Em comparação com outros ambientes competitivos, a lembrança que o skate deixará em sua estreia olímpica é a da leveza e da solidariedade. Competidoras comemorando os acertos das próprias concorrentes e sorrindo mesmo quando as coisas não dão certo foram uma constante. Não pareceu um ambiente de pressão tóxica.
Como se trata de uma cultura urbana, praticada na maior parte do tempo sem a finalidade de julgamento por notas ou regulamento com limites, é justamente na pré-adolescência que ter um skate encanta e agrega amigos e amigas nas cidades. “E é uma prática que em muitas cidades foi proibida”, lembra Katia Rubio. “Perto da minha casa, por exemplo, instalaram obstáculos para impedir a prática de skate”.
A prática do skate, acostumada a existir dentro da dinâmica das cidades, e muitas vezes contra os moradores delas, leva para o ambiente competitivo, cercado de interesses múltiplos e comerciais, códigos que o sorriso da fadinha nos ajudam a decifrar. Mas nem tudo é um conto de fadinhas.
Na ginástica dos anos 1970, o sucesso de atletas de menos de 15 anos foi seguido da tentativa de produção em massa de competidoras ainda melhores e com ainda menos idade, testando o limite da saúde física e mental em um contexto que já não permitia tanta liberdade, o ponto de partida passava a ser o resultado rápido, não o prazer espontâneo.

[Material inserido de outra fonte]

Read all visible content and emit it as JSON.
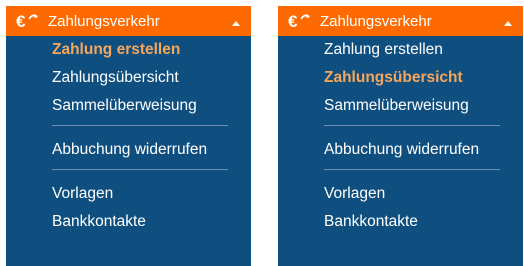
{
  "panels": [
    {
      "header": {
        "title": "Zahlungsverkehr",
        "icon": "euro-transfer-icon",
        "toggle_icon": "caret-up-icon"
      },
      "items": [
        {
          "label": "Zahlung erstellen",
          "active": true
        },
        {
          "label": "Zahlungsübersicht",
          "active": false
        },
        {
          "label": "Sammelüberweisung",
          "active": false
        },
        {
          "label": "Abbuchung widerrufen",
          "active": false
        },
        {
          "label": "Vorlagen",
          "active": false
        },
        {
          "label": "Bankkontakte",
          "active": false
        }
      ]
    },
    {
      "header": {
        "title": "Zahlungsverkehr",
        "icon": "euro-transfer-icon",
        "toggle_icon": "caret-up-icon"
      },
      "items": [
        {
          "label": "Zahlung erstellen",
          "active": false
        },
        {
          "label": "Zahlungsübersicht",
          "active": true
        },
        {
          "label": "Sammelüberweisung",
          "active": false
        },
        {
          "label": "Abbuchung widerrufen",
          "active": false
        },
        {
          "label": "Vorlagen",
          "active": false
        },
        {
          "label": "Bankkontakte",
          "active": false
        }
      ]
    }
  ],
  "colors": {
    "header_bg": "#ff6a00",
    "panel_bg": "#0f4f80",
    "active_text": "#f5a65b",
    "text": "#ffffff",
    "divider": "#6d8fae"
  }
}
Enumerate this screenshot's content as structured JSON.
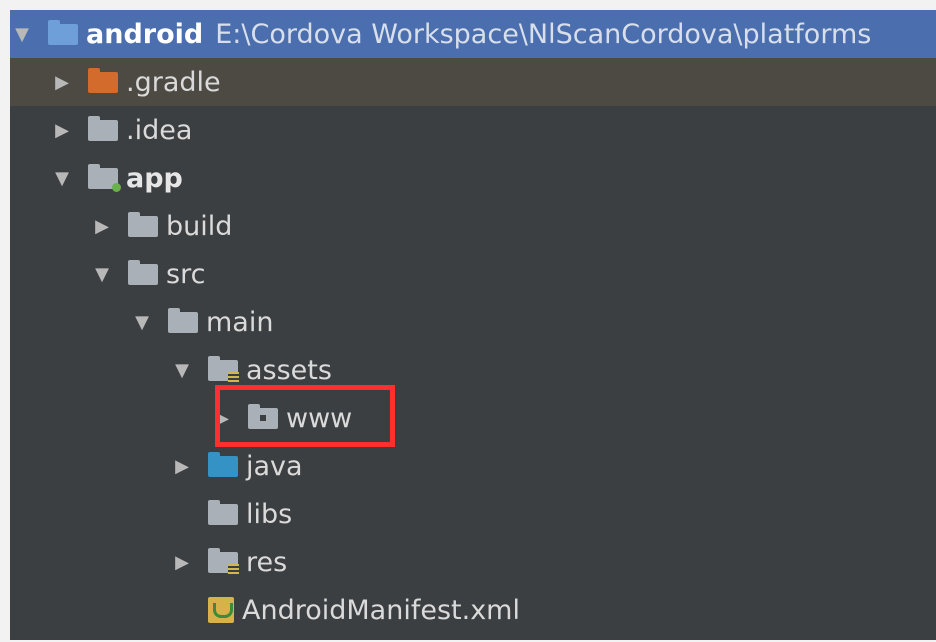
{
  "tree": [
    {
      "id": "android",
      "label": "android",
      "path": "E:\\Cordova Workspace\\NlScanCordova\\platforms",
      "expanded": true,
      "icon": "module-folder-icon"
    },
    {
      "id": "gradle",
      "label": ".gradle",
      "expanded": false,
      "icon": "folder-icon"
    },
    {
      "id": "idea",
      "label": ".idea",
      "expanded": false,
      "icon": "folder-icon"
    },
    {
      "id": "app",
      "label": "app",
      "expanded": true,
      "icon": "module-folder-icon"
    },
    {
      "id": "build",
      "label": "build",
      "expanded": false,
      "icon": "folder-icon"
    },
    {
      "id": "src",
      "label": "src",
      "expanded": true,
      "icon": "folder-icon"
    },
    {
      "id": "main",
      "label": "main",
      "expanded": true,
      "icon": "folder-icon"
    },
    {
      "id": "assets",
      "label": "assets",
      "expanded": true,
      "icon": "resources-folder-icon"
    },
    {
      "id": "www",
      "label": "www",
      "expanded": false,
      "icon": "package-folder-icon",
      "highlighted": true
    },
    {
      "id": "java",
      "label": "java",
      "expanded": false,
      "icon": "source-folder-icon"
    },
    {
      "id": "libs",
      "label": "libs",
      "icon": "folder-icon"
    },
    {
      "id": "res",
      "label": "res",
      "expanded": false,
      "icon": "resources-folder-icon"
    },
    {
      "id": "manifest",
      "label": "AndroidManifest.xml",
      "icon": "android-manifest-icon"
    }
  ],
  "colors": {
    "background": "#3c3f41",
    "selection": "#4b6eaf",
    "highlight": "#ff2f2f"
  }
}
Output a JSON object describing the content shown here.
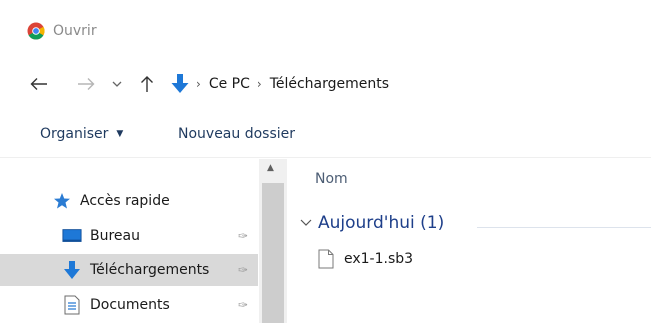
{
  "window": {
    "title": "Ouvrir"
  },
  "breadcrumb": {
    "items": [
      "Ce PC",
      "Téléchargements"
    ]
  },
  "toolbar": {
    "organiser_label": "Organiser",
    "new_folder_label": "Nouveau dossier"
  },
  "sidebar": {
    "quick_access": "Accès rapide",
    "items": [
      {
        "label": "Bureau",
        "icon": "desktop-icon",
        "pinned": true
      },
      {
        "label": "Téléchargements",
        "icon": "download-arrow-icon",
        "pinned": true,
        "selected": true
      },
      {
        "label": "Documents",
        "icon": "document-icon",
        "pinned": true
      }
    ]
  },
  "content": {
    "column_name": "Nom",
    "group_label": "Aujourd'hui (1)",
    "files": [
      {
        "name": "ex1-1.sb3",
        "icon": "file-icon"
      }
    ]
  },
  "colors": {
    "accent": "#1e78d7",
    "selected_row": "#d9d9d9",
    "group_text": "#1e3f8a"
  }
}
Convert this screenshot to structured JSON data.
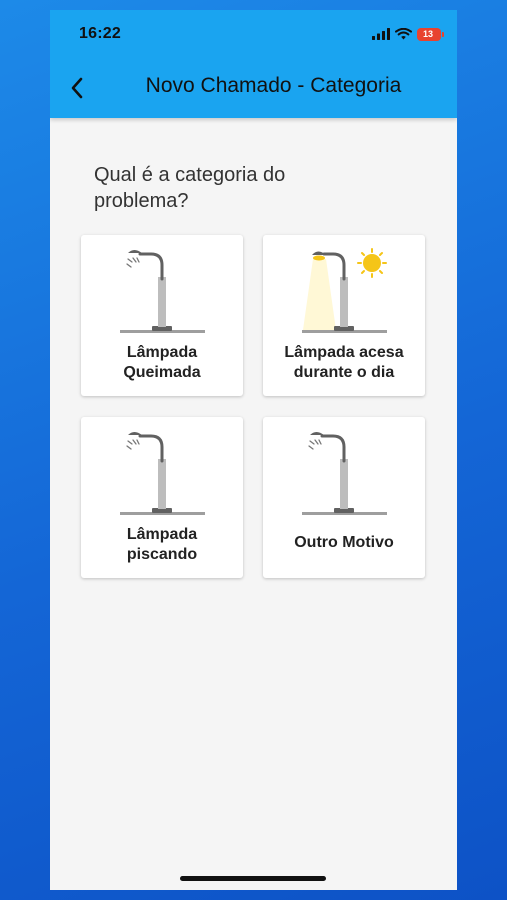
{
  "status_bar": {
    "time": "16:22",
    "battery": "13"
  },
  "header": {
    "title": "Novo Chamado - Categoria",
    "back_icon": "chevron-left-icon"
  },
  "question": "Qual é a categoria do problema?",
  "categories": [
    {
      "label": "Lâmpada\nQueimada",
      "icon": "streetlight-off-icon"
    },
    {
      "label": "Lâmpada acesa\ndurante o dia",
      "icon": "streetlight-day-on-icon"
    },
    {
      "label": "Lâmpada\npiscando",
      "icon": "streetlight-blinking-icon"
    },
    {
      "label": "Outro Motivo",
      "icon": "streetlight-other-icon"
    }
  ],
  "colors": {
    "app_bar": "#1aa4f0",
    "background": "#f5f5f5",
    "battery_low": "#e8432f",
    "sun": "#f5c518"
  }
}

A crítica mais comum feita sobre a faixa etária do pódio olímpico do skate traz uma preocupação com consequências, mais do que com a foto do momento em si. O recrutamento desordenado de atletas fora do tempo orgânico de maturidade, aliado ao alto rendimento que pouco se preocupa com a saúde física e mental de longo prazo, já existiu em outros esportes e pode jogar contra a modalidade.
Seja como for, a receita do sucesso está dada, e vai além da medalha de prata da brasileira. A primeira imagem pública de Rayssa Leal, desafiando uma pequena escada vestida com uma fantasia azul de fada, sintetiza a forma como se pratica um esporte em determinada idade e contexto. Se mais tarde virar medalha olímpica, melhor ainda.